Mike has owned Robinetta for 21 years, and although he did a lot to her at first (he totally remodelled the cockpit) he hasn’t sailed her for eighteen months. His wife does not like sailing, and he is in much demand as crew for his friends’ boats. There is no place left in his life for solo sailing, and Robinetta represents a drain on time that he does not have enough of. He keeps her at Shotley because it is available at all states of the tide, but it costs £1800 a year, plus about £300 for insurance, and he is just not getting value for money. He’d love to keep her, but having a boat you don’t use, and aren’t going to, is not sensible.

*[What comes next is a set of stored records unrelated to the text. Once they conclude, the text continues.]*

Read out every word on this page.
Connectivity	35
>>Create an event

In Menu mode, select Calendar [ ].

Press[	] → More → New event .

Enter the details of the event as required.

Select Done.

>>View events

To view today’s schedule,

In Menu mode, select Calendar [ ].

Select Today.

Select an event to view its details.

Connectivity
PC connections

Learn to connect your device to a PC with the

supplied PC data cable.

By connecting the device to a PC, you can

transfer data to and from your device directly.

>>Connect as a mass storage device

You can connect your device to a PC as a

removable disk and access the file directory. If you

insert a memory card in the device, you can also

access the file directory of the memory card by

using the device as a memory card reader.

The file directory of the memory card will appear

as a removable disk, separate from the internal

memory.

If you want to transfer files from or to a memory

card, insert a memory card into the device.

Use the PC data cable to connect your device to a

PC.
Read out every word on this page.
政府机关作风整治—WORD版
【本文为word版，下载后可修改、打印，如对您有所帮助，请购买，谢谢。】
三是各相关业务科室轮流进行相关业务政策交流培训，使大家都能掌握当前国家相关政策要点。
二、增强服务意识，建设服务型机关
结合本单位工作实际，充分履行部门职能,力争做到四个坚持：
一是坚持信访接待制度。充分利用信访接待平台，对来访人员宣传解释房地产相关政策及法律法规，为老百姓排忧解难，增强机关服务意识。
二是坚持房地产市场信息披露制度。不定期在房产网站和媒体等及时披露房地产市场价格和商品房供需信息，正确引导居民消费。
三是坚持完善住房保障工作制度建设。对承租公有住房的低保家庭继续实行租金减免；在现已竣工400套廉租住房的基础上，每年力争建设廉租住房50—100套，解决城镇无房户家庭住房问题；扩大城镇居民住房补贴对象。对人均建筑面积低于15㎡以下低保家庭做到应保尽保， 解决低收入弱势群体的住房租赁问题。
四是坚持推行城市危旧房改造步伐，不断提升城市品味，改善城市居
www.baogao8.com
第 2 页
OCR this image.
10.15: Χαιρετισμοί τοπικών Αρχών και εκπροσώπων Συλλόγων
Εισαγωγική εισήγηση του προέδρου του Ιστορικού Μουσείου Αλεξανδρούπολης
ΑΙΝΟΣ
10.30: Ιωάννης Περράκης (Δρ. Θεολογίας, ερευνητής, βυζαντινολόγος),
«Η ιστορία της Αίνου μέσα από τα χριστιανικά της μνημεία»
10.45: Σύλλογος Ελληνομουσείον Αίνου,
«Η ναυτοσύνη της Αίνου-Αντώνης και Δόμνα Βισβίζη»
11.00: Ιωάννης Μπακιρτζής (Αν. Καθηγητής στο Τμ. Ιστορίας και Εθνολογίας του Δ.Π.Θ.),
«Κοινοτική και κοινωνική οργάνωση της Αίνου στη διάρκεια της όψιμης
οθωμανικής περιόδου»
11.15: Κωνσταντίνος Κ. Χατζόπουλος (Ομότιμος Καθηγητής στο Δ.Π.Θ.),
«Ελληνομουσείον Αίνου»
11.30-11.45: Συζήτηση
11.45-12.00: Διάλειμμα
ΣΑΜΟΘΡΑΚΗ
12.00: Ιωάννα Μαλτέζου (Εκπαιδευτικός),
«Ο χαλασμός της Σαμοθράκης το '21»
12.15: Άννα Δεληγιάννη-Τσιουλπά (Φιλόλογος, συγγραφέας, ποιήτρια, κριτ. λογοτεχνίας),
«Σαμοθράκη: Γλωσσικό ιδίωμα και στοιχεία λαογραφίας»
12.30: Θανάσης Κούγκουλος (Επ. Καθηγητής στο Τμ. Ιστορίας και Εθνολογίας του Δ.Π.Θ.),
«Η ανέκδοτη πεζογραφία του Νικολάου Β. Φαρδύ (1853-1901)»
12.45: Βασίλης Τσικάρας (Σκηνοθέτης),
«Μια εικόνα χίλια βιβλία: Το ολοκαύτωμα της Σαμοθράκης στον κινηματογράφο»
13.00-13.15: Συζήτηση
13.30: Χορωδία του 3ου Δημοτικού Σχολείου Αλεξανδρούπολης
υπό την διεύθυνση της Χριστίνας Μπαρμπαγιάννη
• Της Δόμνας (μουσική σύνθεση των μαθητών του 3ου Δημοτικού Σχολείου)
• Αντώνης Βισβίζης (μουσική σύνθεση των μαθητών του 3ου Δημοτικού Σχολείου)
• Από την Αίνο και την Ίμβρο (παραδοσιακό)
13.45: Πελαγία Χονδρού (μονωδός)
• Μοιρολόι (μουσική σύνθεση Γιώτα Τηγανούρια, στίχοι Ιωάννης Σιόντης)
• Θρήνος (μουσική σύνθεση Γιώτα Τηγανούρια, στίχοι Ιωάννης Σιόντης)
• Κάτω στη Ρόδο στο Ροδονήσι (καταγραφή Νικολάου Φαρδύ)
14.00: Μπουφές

Robinetta needs a loving hand. There is work that needs doing before she can be put back in the water (the anti fouling and bow planking), and then a lot of general maintenance to get her back up to a good condition. She definitely appeals, but is a big commitment.

Monday, 24 September 2007

first contact

Julian found the gaff cutter “Robinetta” advertised for sale on the Old Gaffer’s website. Mike Garnham, the owner, wanted £8500 for her. We were immediately interested because we like the rig (same as “Eve of St Mawes” that we did our Dayskipper on), and although small enough to be easy for 2 to handle, and cheap to berth she promised full head room and a double berth. These are almost unheard off in a 22’6” boat.

Julian contacted Mike, who replied that he thought he’d sold her to the original owner/builder’s son, who was due to see her at the start of October. So that was that. We kept looking around for other boats, but nothing attracted us both as Robinetta did, despite her wooden hull.

Sunday, 23 September 2007


Spotted Robinetta on the East Coast OGA Site and mail Mike Garnham about her.